On the first day of his arrival, Kishida, who will host the three-day Group of Seven summit from May 19 in Hiroshima, is set to meet with President Yoon Suk Yeol, the governments said Tuesday, less than two months after they held talks in Tokyo in March.
"It will be a good opportunity to frankly exchange opinions on ways to develop Japan-South Korea relations and the rapidly changing international situation," Kishida, who is making a weeklong trip to Africa, told reporters in Ghana on Monday.
The planned visit would be Kishida's first trip to South Korea since taking office in October 2021.
Japan-South Korea ties had plunged to their lowest point in decades under the left-wing government of Yoon's predecessor, Moon Jae In, amid a dispute over wartime labor compensation.
But they have been improving under the conservative government of Yoon, who took office in May 2022, with Seoul proposing a solution to the issue in early March.

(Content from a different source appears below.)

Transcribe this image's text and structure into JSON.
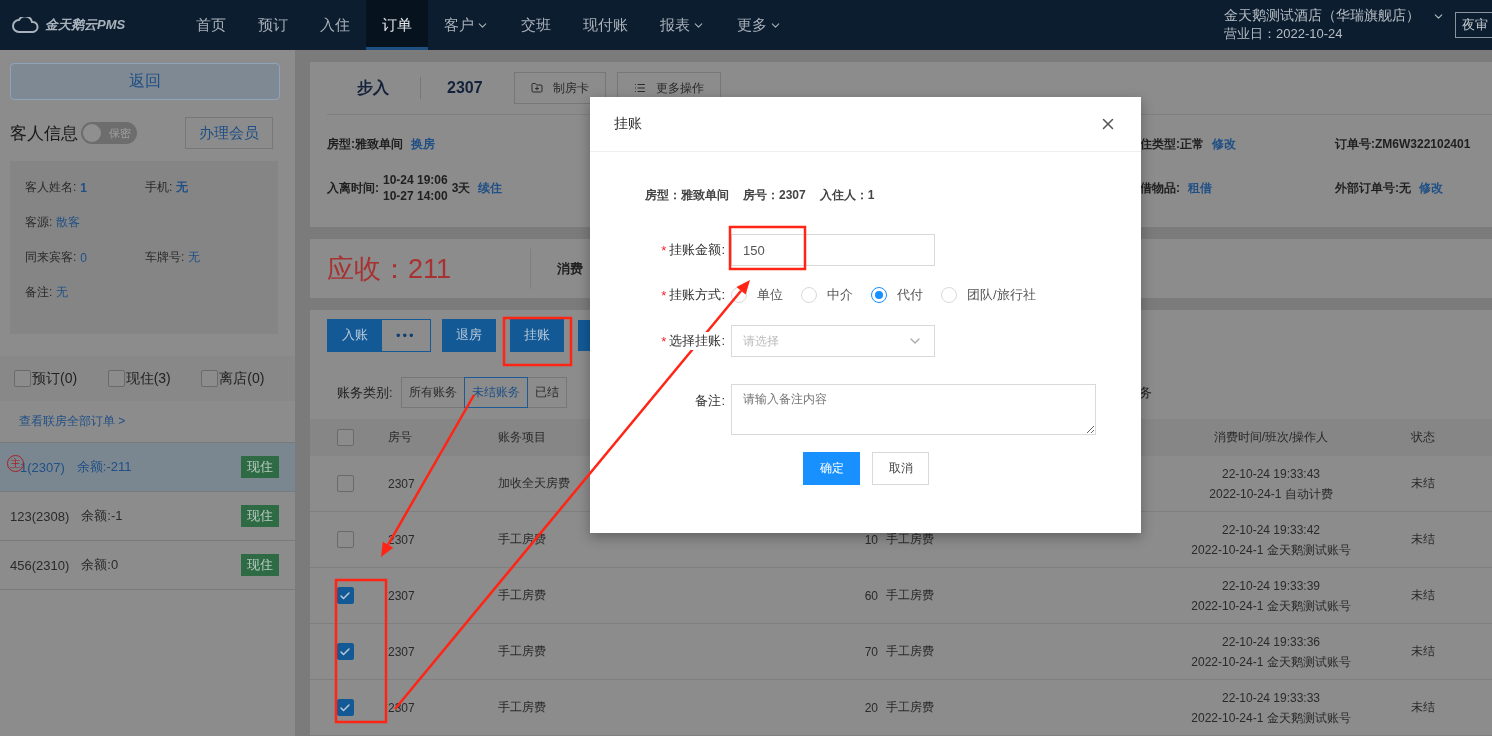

The president visited Japan later in that month for talks with Kishida.
During their meeting in Tokyo, Kishida and Yoon agreed to restart reciprocal visits by Japanese and South Korean leaders, which had been suspended since 2011.
The last visit to South Korea by a Japanese premier was in February 2018, when then Prime Minister Shinzo Abe attended the opening ceremony of the Pyeongchang Winter Olympics.
Tokyo and Seoul have long been at odds over issues related to Japan's colonial rule of the Korean Peninsula between 1910 and 1945.
Kishida, who has been seeking to lay the groundwork for the success of the G-7 summit in Hiroshima, his home constituency, has invited Yoon to the western city to attend the meeting as a guest.
In Washington, a senior U.S. official said Monday that President Joe Biden is expected to hold a trilateral meeting with Kishida and Yoon in Hiroshima on the sidelines of the G-7 summit. Japan and South Korea are close U.S. security allies in Asia.